General information
- Location: Place du 8-Mai-1945 78130 Les Mureaux Les Mureaux, Yvelines, Île-de-France France
- Coordinates: 48°59′33″N 1°54′48″E﻿ / ﻿48.99250°N 1.91333°E
- Line: Paris–Le Havre railway
- Platforms: 2 central platforms
- Tracks: 3

Other information
- Station code: 87386680
- Fare zone: 4

History
- Opened: 9 May 1843; 183 years ago

Passengers
- 2024: 5,383,889

Services
| Preceding station | Transilien |  |  | Following station |
| Les Clairières de Verneuil towards Paris-St.-Lazare |  | Line J |  | Aubergenville-Élisabethville towards Mantes-la-Jolie or Vernon |

Location

= Les Mureaux station =

French railway station

Les Mureaux is a railway station in Les Mureaux, in the department of Yvelines, France. It is served by trains of the Transilien Line J.

== Location ==
The station is established at an altitude of 28 meters and situated at kilometric point 40.289 of the Paris-Saint-Lazare–Le Havre line, between Les Clairières de Verneuil and Aubergenville–Élisabethville stations.

==History==
Les Mureaux (Meulan) is a station from company Compagnies de chemin de fer de Paris à Rouen, opened on May 9, 1843.
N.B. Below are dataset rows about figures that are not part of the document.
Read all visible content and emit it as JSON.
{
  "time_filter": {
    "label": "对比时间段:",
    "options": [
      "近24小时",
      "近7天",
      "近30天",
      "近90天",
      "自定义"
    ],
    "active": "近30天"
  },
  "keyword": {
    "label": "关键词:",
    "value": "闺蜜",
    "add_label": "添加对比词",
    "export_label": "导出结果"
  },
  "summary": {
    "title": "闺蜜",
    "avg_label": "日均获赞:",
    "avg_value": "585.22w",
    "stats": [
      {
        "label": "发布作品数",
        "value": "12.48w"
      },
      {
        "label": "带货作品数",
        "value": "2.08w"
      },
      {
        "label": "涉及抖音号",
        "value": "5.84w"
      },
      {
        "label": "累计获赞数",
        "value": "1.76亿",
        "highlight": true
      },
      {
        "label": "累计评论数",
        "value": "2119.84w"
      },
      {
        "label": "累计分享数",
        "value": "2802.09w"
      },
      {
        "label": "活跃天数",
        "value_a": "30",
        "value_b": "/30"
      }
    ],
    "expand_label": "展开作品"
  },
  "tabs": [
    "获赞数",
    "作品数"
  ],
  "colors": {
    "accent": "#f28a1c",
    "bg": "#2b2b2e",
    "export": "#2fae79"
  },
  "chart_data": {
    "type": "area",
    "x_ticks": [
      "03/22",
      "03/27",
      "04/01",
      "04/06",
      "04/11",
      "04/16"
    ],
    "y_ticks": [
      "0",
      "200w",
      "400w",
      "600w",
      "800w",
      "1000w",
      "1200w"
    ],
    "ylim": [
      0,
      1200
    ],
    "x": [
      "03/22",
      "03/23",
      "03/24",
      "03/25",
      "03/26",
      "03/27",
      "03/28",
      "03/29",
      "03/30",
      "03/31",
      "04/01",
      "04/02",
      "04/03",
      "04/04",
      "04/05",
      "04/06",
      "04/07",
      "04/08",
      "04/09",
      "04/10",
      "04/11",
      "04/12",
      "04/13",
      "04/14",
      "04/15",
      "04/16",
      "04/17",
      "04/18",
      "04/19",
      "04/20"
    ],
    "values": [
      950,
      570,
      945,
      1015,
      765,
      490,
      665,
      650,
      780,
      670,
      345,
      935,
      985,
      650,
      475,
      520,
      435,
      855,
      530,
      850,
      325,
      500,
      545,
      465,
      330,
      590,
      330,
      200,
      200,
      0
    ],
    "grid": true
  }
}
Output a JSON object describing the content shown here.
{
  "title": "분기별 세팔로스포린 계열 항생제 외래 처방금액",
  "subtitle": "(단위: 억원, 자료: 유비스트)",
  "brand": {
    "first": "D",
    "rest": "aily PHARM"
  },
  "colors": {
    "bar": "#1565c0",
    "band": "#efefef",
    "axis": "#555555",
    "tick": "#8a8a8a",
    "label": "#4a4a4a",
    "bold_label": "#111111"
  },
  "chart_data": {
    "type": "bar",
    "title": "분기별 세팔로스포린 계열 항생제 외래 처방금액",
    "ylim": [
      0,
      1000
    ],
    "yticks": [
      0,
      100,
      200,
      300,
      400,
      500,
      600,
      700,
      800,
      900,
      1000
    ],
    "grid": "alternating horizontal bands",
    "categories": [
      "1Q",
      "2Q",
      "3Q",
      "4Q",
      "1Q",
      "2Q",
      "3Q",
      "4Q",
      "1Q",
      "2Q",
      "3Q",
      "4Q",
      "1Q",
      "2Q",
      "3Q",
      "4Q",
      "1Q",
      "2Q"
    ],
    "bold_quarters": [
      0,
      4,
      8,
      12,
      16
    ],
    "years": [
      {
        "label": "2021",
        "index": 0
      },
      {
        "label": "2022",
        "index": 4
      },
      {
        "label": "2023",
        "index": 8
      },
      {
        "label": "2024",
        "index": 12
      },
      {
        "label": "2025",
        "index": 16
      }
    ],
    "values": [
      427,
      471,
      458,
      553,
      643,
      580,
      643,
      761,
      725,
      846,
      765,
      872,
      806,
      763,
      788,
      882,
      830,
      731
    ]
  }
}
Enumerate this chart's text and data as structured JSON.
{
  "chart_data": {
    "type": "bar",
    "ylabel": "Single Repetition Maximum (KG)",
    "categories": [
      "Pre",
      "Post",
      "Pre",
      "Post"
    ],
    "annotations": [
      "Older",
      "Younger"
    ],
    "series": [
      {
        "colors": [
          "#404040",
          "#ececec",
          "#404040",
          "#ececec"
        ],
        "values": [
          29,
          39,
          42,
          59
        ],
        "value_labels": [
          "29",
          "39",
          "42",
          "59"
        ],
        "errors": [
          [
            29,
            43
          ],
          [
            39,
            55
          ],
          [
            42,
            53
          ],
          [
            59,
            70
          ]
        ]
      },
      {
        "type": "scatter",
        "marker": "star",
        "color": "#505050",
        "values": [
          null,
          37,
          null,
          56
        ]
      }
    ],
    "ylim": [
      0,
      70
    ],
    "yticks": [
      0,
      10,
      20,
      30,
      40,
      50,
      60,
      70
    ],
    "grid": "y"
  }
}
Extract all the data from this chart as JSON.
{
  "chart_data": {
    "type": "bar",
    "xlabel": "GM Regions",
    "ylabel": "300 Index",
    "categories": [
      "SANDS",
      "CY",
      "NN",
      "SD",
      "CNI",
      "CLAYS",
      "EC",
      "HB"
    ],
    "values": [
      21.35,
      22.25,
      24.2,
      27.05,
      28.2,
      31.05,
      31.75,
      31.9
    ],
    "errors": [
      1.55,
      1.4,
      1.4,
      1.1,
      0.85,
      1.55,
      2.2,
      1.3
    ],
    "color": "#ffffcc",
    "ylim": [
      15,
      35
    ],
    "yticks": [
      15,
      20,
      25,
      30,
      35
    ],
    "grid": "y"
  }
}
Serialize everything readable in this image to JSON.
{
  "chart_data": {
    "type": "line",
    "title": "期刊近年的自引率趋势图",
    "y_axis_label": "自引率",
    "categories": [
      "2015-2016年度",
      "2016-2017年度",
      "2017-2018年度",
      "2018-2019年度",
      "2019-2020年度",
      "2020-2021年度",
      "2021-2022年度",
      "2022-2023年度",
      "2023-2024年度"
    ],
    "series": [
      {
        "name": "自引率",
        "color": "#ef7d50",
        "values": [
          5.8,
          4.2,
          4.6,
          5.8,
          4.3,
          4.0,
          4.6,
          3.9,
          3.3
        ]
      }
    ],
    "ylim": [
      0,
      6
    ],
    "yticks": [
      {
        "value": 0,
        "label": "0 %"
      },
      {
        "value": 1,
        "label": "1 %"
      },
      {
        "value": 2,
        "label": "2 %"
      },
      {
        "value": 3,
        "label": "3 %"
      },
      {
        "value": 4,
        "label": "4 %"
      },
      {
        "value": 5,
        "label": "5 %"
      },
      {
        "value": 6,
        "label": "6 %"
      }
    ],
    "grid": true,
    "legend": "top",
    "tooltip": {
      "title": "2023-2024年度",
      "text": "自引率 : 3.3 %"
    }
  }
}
The station is transferred along with the line to Compagnie des chemins de fer de l'Ouest (1855–1909), and later to Administration des chemins de fer de l'État (1909–1938), before being transferred to the SNCF.

The station was also connected with the Bouafle–Meulan line, operated by the Compagnie des Chemins de Fer de Grande Banlieue (1912–1948).

==Attendance==
From 2015 to 2023, according to SNCF estimates, the annual passenger traffic at the station amounted to the figures indicated in the table below:

| Year | 2015 | 2016 | 2017 | 2018 | 2019 | 2020 | 2021 | 2022 | 2023 |
|---|---|---|---|---|---|---|---|---|---|
| Passengers | 3,943,190 | 4,054,618 | 4,152,039 | 4,169,211 | 4,212,499 | 1,739,778 | 3,678,320 | 4,588,884 | 4,883,031 |

==Service==
The station is served by trains from the Transilien Line J (Transilien Paris-Saint-Lazare), It serves as the origin (PILA missions) during the morning peak hours, and (LOLA missions) during the evening peak hours for some trains going to or coming from Paris-Saint-Lazare.

==Connections==
The station is served by the following bus lines:

- Lignes Île-de-France Ouest bus network: 7808
- Centre et Sud Yvelines: 5237, 5328, 5341
- Mantois: 5441, 5447

==Projects==
===Extension of the RER E===
In 2028 or 2029, the station is scheduled to be connected with the RER E due of his extension to Mantes-la-Jolie, replacing the branch Paris-Saint-Lazare – Mantes-la-Jolie (via Poissy).